DMZ – GESUNDHEIT ¦ Anton Aeberhard ¦
In Naturheilpraxen und Wellnesszentren erfreut sich die sogenannte Moxatherapie wachsender Beliebtheit. Die Methode stammt aus dem Repertoire der Traditionellen Chinesischen Medizin (TCM) und verspricht Heilung durch Wärme: Beifußkraut (Artemisia vulgaris), zu Zigarren gerollt oder lose aufgesetzt, wird über bestimmten Akupunkturpunkten abgebrannt, um angeblich die Lebensenergie „Qi“ zu stärken und Blockaden zu lösen. Doch was stimmungsvoll klingt, hält einer wissenschaftlichen Prüfung nicht stand.
Fehlende Evidenz trotz jahrtausendealter Praxis
Die Beliebtheit der Moxatherapie beruht weniger auf empirischer Wirksamkeit als auf der kulturellen Erzählung fernöstlicher Heilkunst. Tatsächlich ist der wissenschaftliche Erkenntnisstand ernüchternd. Eine umfassende systematische Übersichtsarbeit aus der renommierten Cochrane Database of Systematic Reviews (2020) analysierte die verfügbaren Studien zur Moxatherapie und kam zu einem klaren Ergebnis: Die methodische Qualität sei überwiegend mangelhaft, das Risiko für systematische Verzerrungen (Bias) hoch. Verlässliche Aussagen zur Wirksamkeit lassen sich daraus nicht ableiten. Gut konzipierte randomisierte kontrollierte Studien fehlen nahezu vollständig.
Selbst in Bereichen, in denen die Moxatherapie besonders häufig angewendet wird – etwa zur Schmerzbehandlung oder zur Wendung von Steißlagen bei Schwangeren – bleibt der Nutzen unbewiesen. Die oft zitierten positiven Einzelfallberichte oder kleinskaligen Studien mit positiven Ergebnissen genügen modernen wissenschaftlichen Standards nicht.
Nicht nur wirkungslos, sondern potenziell schädlich
Neben der fraglichen Wirksamkeit birgt die Methode durchaus Risiken. Es wurden Fälle von Verbrennungen, allergischen Reaktionen auf Beifußrauch und sogar Rauchvergiftungen dokumentiert. Besonders problematisch ist der Einsatz bei Schwangeren: Die Moxibustion zur Wendung des Kindes aus Beckenendlage wird zwar von manchen Hebammen praktiziert, doch gibt es keinen Konsens über Sicherheit und Effektivität. Die Deutsche Gesellschaft für Gynäkologie und Geburtshilfe (DGGG) empfiehlt daher Zurückhaltung.

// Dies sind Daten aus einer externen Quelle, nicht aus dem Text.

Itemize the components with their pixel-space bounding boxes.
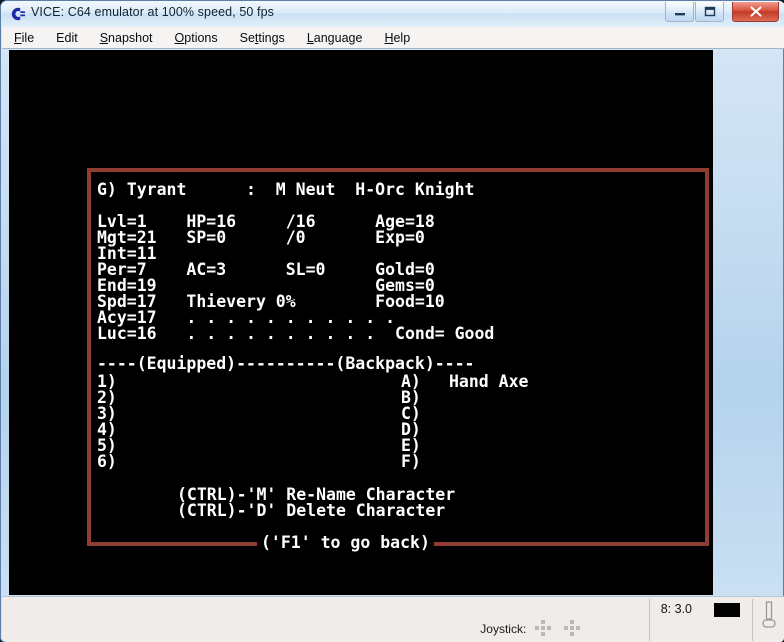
backpack-slot-f[interactable]: F) bbox=[401, 453, 421, 470]
emulator-display[interactable]: G) Tyrant : M Neut H-Orc Knight Lvl=1 HP… bbox=[9, 50, 713, 595]
minimize-button[interactable] bbox=[665, 2, 694, 22]
status-bar: Joystick: 8: 3.0 bbox=[2, 596, 784, 642]
window-title: VICE: C64 emulator at 100% speed, 50 fps bbox=[31, 5, 275, 19]
joystick-label: Joystick: bbox=[480, 622, 527, 636]
command-hint-delete: (CTRL)-'D' Delete Character bbox=[177, 501, 446, 520]
joystick-status: Joystick: bbox=[480, 620, 585, 636]
tape-drive-icon[interactable] bbox=[760, 601, 778, 631]
menu-item-language[interactable]: Language bbox=[307, 31, 363, 45]
minimize-icon bbox=[674, 13, 685, 16]
menu-item-file[interactable]: File bbox=[14, 31, 34, 45]
inventory-section-rule: ----(Equipped)----------(Backpack)---- bbox=[97, 354, 475, 373]
drive-status[interactable]: 8: 3.0 bbox=[661, 602, 692, 616]
menu-item-snapshot[interactable]: Snapshot bbox=[100, 31, 153, 45]
status-separator bbox=[649, 599, 650, 641]
title-bar[interactable]: VICE: C64 emulator at 100% speed, 50 fps bbox=[1, 1, 784, 27]
c64-text-screen: G) Tyrant : M Neut H-Orc Knight Lvl=1 HP… bbox=[9, 50, 713, 595]
dpad-icon[interactable] bbox=[563, 620, 585, 636]
menu-item-help[interactable]: Help bbox=[384, 31, 410, 45]
menu-item-settings[interactable]: Settings bbox=[240, 31, 285, 45]
dpad-icon[interactable] bbox=[534, 620, 556, 636]
screen-footer-hint: ('F1' to go back) bbox=[257, 534, 434, 551]
menu-item-options[interactable]: Options bbox=[175, 31, 218, 45]
menu-bar: File Edit Snapshot Options Settings Lang… bbox=[2, 27, 784, 49]
commodore-logo-icon bbox=[8, 5, 26, 23]
equipped-slot-6[interactable]: 6) bbox=[97, 453, 117, 470]
maximize-button[interactable] bbox=[695, 2, 724, 22]
stats-line-8: Luc=16 . . . . . . . . . . Cond= Good bbox=[97, 324, 495, 343]
character-header: G) Tyrant : M Neut H-Orc Knight bbox=[97, 180, 475, 199]
backpack-item-a[interactable]: Hand Axe bbox=[449, 373, 528, 390]
menu-item-edit[interactable]: Edit bbox=[56, 31, 78, 45]
drive-led-indicator bbox=[714, 603, 740, 617]
vice-emulator-window: VICE: C64 emulator at 100% speed, 50 fps… bbox=[0, 0, 784, 642]
close-button[interactable] bbox=[732, 2, 779, 22]
status-separator bbox=[752, 599, 753, 641]
close-icon bbox=[749, 6, 762, 17]
maximize-icon bbox=[704, 6, 715, 17]
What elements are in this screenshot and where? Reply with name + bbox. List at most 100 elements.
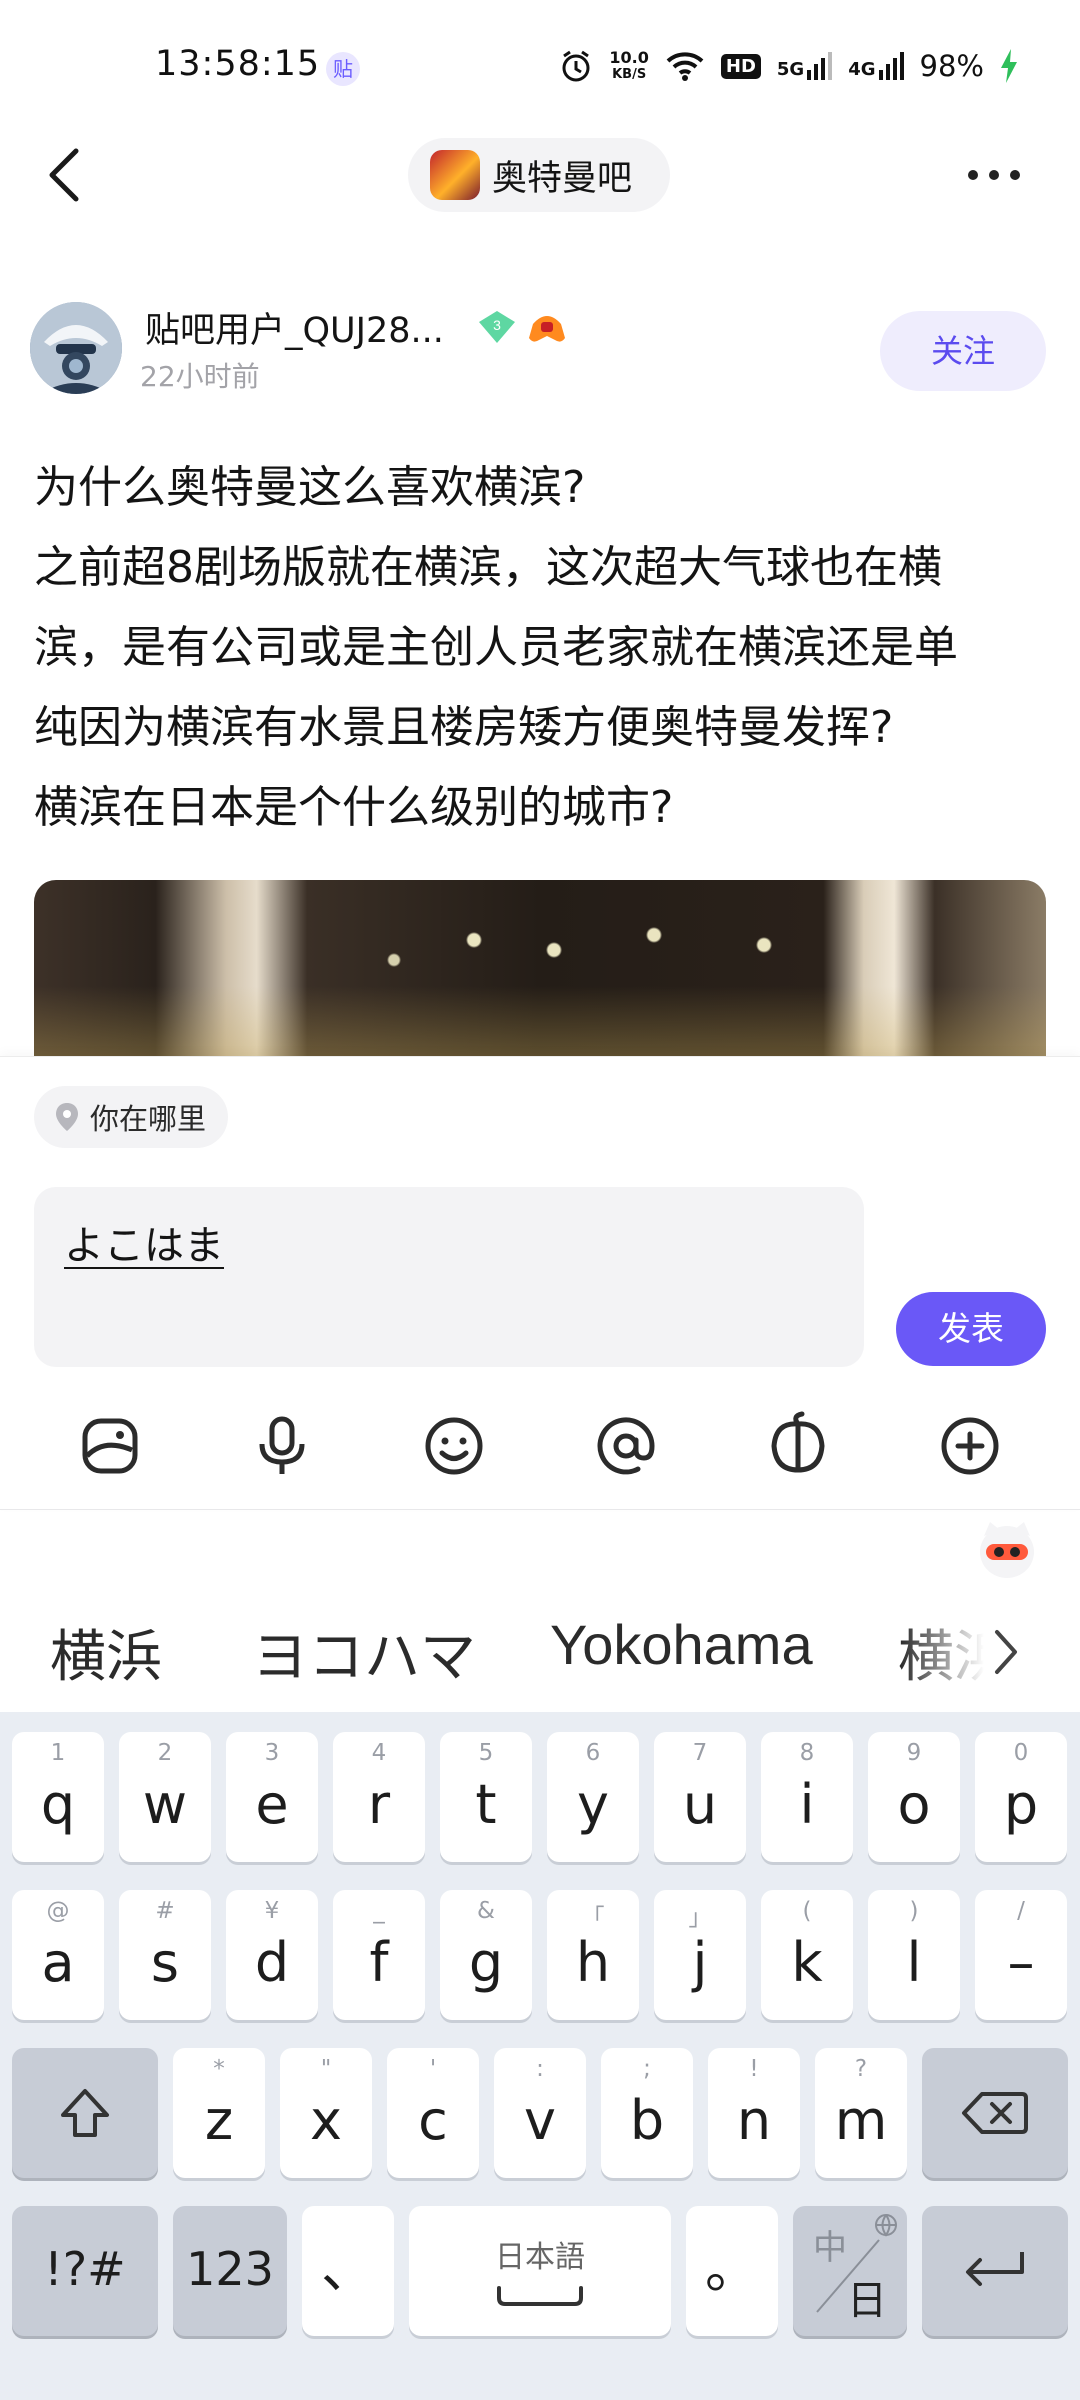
post-line: 纯因为横滨有水景且楼房矮方便奥特曼发挥? bbox=[34, 702, 894, 753]
key-f[interactable]: _ f bbox=[333, 1890, 425, 2020]
level-number: 3 bbox=[493, 317, 501, 333]
key-u[interactable]: 7u bbox=[654, 1732, 746, 1862]
key-hint: 7 bbox=[692, 1740, 708, 1766]
reply-input[interactable]: よこはま bbox=[34, 1187, 864, 1367]
status-time: 13:58:15 bbox=[155, 44, 321, 84]
key-hint: * bbox=[213, 2056, 225, 2082]
key-a[interactable]: @ a bbox=[12, 1890, 104, 2020]
plus-icon[interactable] bbox=[934, 1410, 1006, 1482]
signal-4g-label: 4G bbox=[848, 59, 876, 80]
key-n[interactable]: ! n bbox=[708, 2048, 800, 2178]
at-mention-icon[interactable] bbox=[590, 1410, 662, 1482]
key-k[interactable]: (k bbox=[761, 1890, 853, 2020]
key-dash[interactable]: / – bbox=[975, 1890, 1067, 2020]
post-image[interactable] bbox=[34, 880, 1046, 1056]
key-hint: 「 bbox=[581, 1905, 605, 1931]
key-char: z bbox=[204, 2089, 234, 2152]
space-bar-icon bbox=[497, 2286, 583, 2306]
numbers-key[interactable]: 123 bbox=[173, 2206, 287, 2336]
key-char: c bbox=[418, 2089, 448, 2152]
key-char: w bbox=[142, 1773, 188, 1836]
key-z[interactable]: * z bbox=[173, 2048, 265, 2178]
key-char: 、 bbox=[321, 2237, 375, 2300]
key-char: i bbox=[799, 1773, 815, 1836]
location-label: 你在哪里 bbox=[90, 1102, 207, 1136]
key-char: – bbox=[1007, 1931, 1035, 1994]
key-i[interactable]: 8i bbox=[761, 1732, 853, 1862]
comma-key[interactable]: 、 bbox=[302, 2206, 394, 2336]
emoji-icon[interactable] bbox=[418, 1410, 490, 1482]
key-o[interactable]: 9o bbox=[868, 1732, 960, 1862]
gift-icon[interactable] bbox=[762, 1410, 834, 1482]
back-icon[interactable] bbox=[40, 145, 90, 205]
space-key[interactable]: 日本語 bbox=[409, 2206, 671, 2336]
author-username[interactable]: 贴吧用户_QUJ28... bbox=[145, 302, 444, 353]
status-bar: 13:58:15 贴 10.0 KB/S HD 5G 4G 98% bbox=[0, 0, 1080, 130]
key-y[interactable]: 6y bbox=[547, 1732, 639, 1862]
key-q[interactable]: 1q bbox=[12, 1732, 104, 1862]
key-s[interactable]: # s bbox=[119, 1890, 211, 2020]
language-switch-key[interactable]: 中 日 bbox=[793, 2206, 907, 2336]
image-icon[interactable] bbox=[74, 1410, 146, 1482]
key-char: u bbox=[682, 1773, 718, 1836]
period-key[interactable]: 。 bbox=[686, 2206, 778, 2336]
ime-suggestion[interactable]: Yokohama bbox=[550, 1612, 813, 1677]
key-char: g bbox=[468, 1931, 504, 1994]
key-char: y bbox=[577, 1773, 609, 1836]
chevron-right-icon[interactable] bbox=[985, 1622, 1029, 1682]
key-hint: ? bbox=[854, 2056, 868, 2082]
enter-key[interactable] bbox=[922, 2206, 1068, 2336]
key-j[interactable]: 」 j bbox=[654, 1890, 746, 2020]
location-chip[interactable]: 你在哪里 bbox=[34, 1086, 229, 1148]
key-w[interactable]: 2w bbox=[119, 1732, 211, 1862]
key-g[interactable]: & g bbox=[440, 1890, 532, 2020]
key-hint: 」 bbox=[688, 1905, 712, 1931]
key-b[interactable]: ; b bbox=[601, 2048, 693, 2178]
net-speed: 10.0 KB/S bbox=[609, 49, 648, 83]
lang-divider bbox=[816, 2239, 880, 2313]
key-h[interactable]: 「h bbox=[547, 1890, 639, 2020]
wifi-icon bbox=[666, 52, 704, 81]
key-hint: : bbox=[536, 2056, 544, 2082]
key-v[interactable]: :v bbox=[494, 2048, 586, 2178]
ime-suggestion[interactable]: ヨコハマ bbox=[252, 1612, 476, 1693]
hd-badge: HD bbox=[720, 53, 761, 79]
key-char: j bbox=[692, 1931, 708, 1994]
battery-percent: 98% bbox=[919, 49, 984, 83]
microphone-icon[interactable] bbox=[246, 1410, 318, 1482]
key-char: h bbox=[575, 1931, 611, 1994]
net-speed-value: 10.0 bbox=[609, 48, 649, 67]
key-char: e bbox=[255, 1773, 289, 1836]
forum-avatar bbox=[430, 150, 480, 200]
key-hint: 2 bbox=[157, 1740, 173, 1766]
key-hint: @ bbox=[46, 1898, 70, 1924]
key-hint: ¥ bbox=[264, 1898, 280, 1924]
backspace-key[interactable] bbox=[922, 2048, 1068, 2178]
alarm-icon bbox=[562, 50, 590, 82]
key-char: 。 bbox=[705, 2237, 759, 2300]
follow-button[interactable]: 关注 bbox=[880, 311, 1046, 391]
key-m[interactable]: ? m bbox=[815, 2048, 907, 2178]
key-r[interactable]: 4r bbox=[333, 1732, 425, 1862]
key-c[interactable]: ' c bbox=[387, 2048, 479, 2178]
forum-pill[interactable]: 奥特曼吧 bbox=[408, 138, 670, 212]
key-char: x bbox=[310, 2089, 342, 2152]
key-e[interactable]: 3e bbox=[226, 1732, 318, 1862]
key-char: 123 bbox=[186, 2242, 274, 2296]
key-l[interactable]: ) l bbox=[868, 1890, 960, 2020]
send-button[interactable]: 发表 bbox=[896, 1292, 1046, 1366]
symbols-key[interactable]: !?# bbox=[12, 2206, 158, 2336]
key-p[interactable]: 0p bbox=[975, 1732, 1067, 1862]
author-avatar[interactable] bbox=[30, 302, 122, 394]
key-t[interactable]: 5t bbox=[440, 1732, 532, 1862]
tieba-notification-icon: 贴 bbox=[326, 52, 360, 86]
shift-key[interactable] bbox=[12, 2048, 158, 2178]
ime-mascot-icon[interactable] bbox=[978, 1518, 1036, 1582]
key-hint: ) bbox=[909, 1898, 919, 1924]
key-hint: & bbox=[477, 1898, 495, 1924]
key-d[interactable]: ¥ d bbox=[226, 1890, 318, 2020]
ime-suggestion[interactable]: 横浜 bbox=[50, 1612, 162, 1693]
more-options-icon[interactable] bbox=[968, 160, 1028, 190]
key-hint: 0 bbox=[1013, 1740, 1029, 1766]
key-x[interactable]: " x bbox=[280, 2048, 372, 2178]
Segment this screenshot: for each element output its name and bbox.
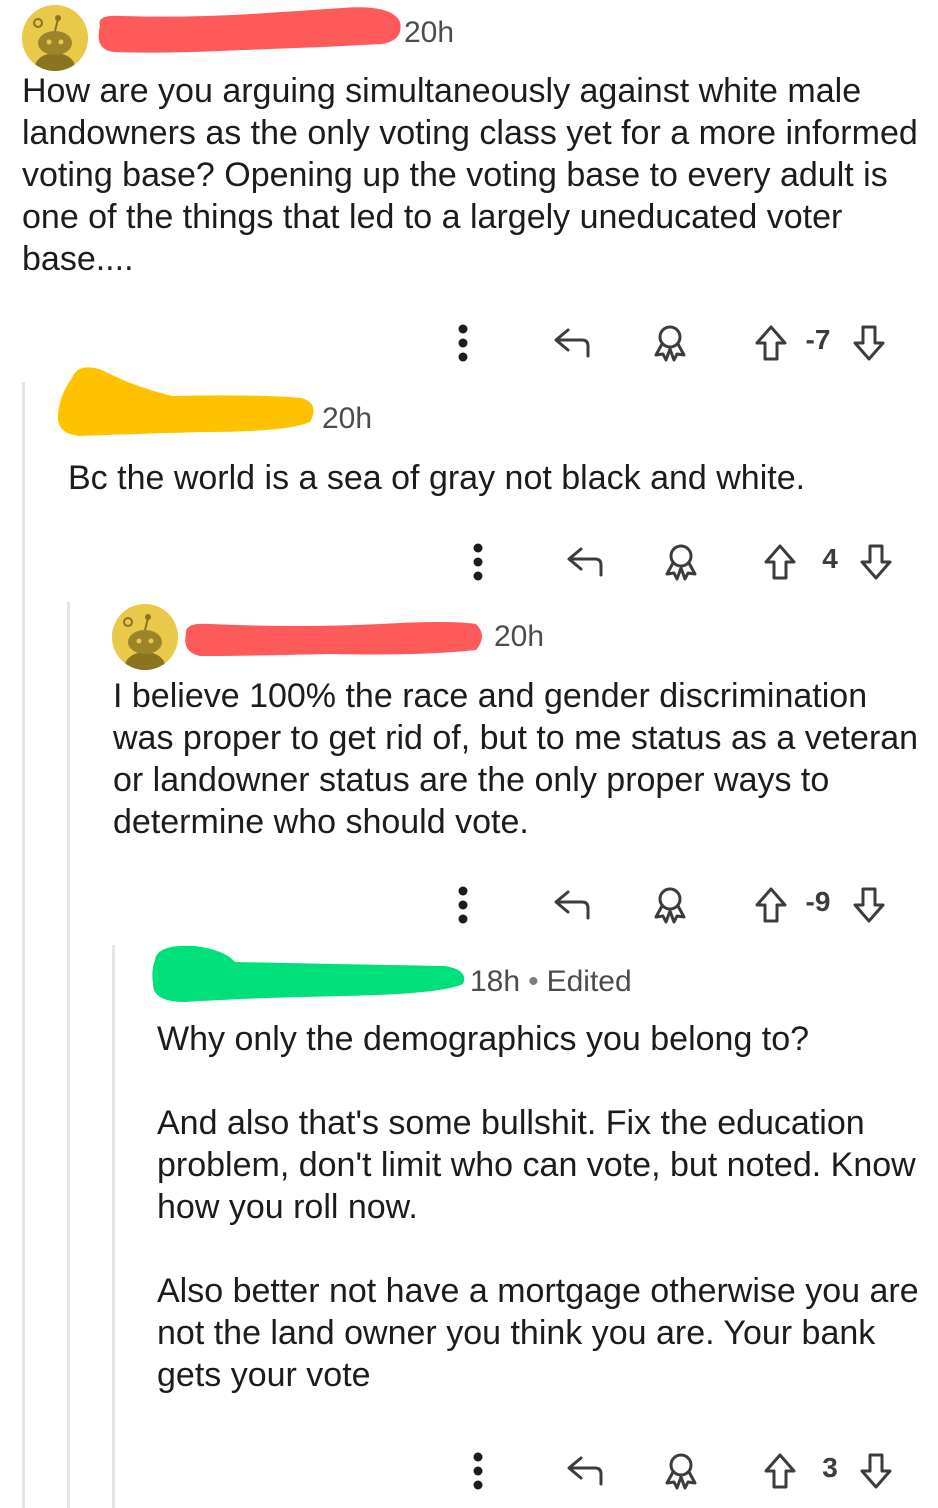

Auch der entstehende Rauch kann insbesondere bei empfindlichen Personen, etwa Asthmatikern oder Kindern, zu Reizungen der Atemwege führen. In schlecht belüfteten Räumen drohen akute gesundheitliche Gefahren.
Pseudomedizin mit Traditionsbonus
Die Moxatherapie steht exemplarisch für eine Reihe alternativer Verfahren, die sich ihrer jahrhundertealten Herkunft und spirituell aufgeladenen Symbolik bedienen, ohne eine wissenschaftlich belastbare Grundlage zu bieten. Dass eine Methode „traditionell“ ist, bedeutet nicht automatisch, dass sie auch wirksam oder ungefährlich ist – das zeigen auch andere Praktiken wie Schröpfen oder Blutegeltherapie, deren Nutzen in vielen Fällen ebenfalls nicht belegt ist.
Fazit
Trotz jahrtausendealter Herkunft und ästhetisch inszenierter Rituale bleibt die Moxatherapie ein Verfahren ohne nachgewiesenen medizinischen Nutzen. Die suggerierte Wirkung basiert vor allem auf dem Placeboeffekt und kultureller Suggestion. Wer sich auf diese Form der „Wärmetherapie“ verlässt, riskiert, notwendige schulmedizinische Behandlungen zu verschieben oder ganz zu unterlassen – mit potenziell gravierenden Folgen. Was bleibt, ist nicht heilende Glut, sondern die nüchterne Asche wissenschaftlicher Erkenntnis.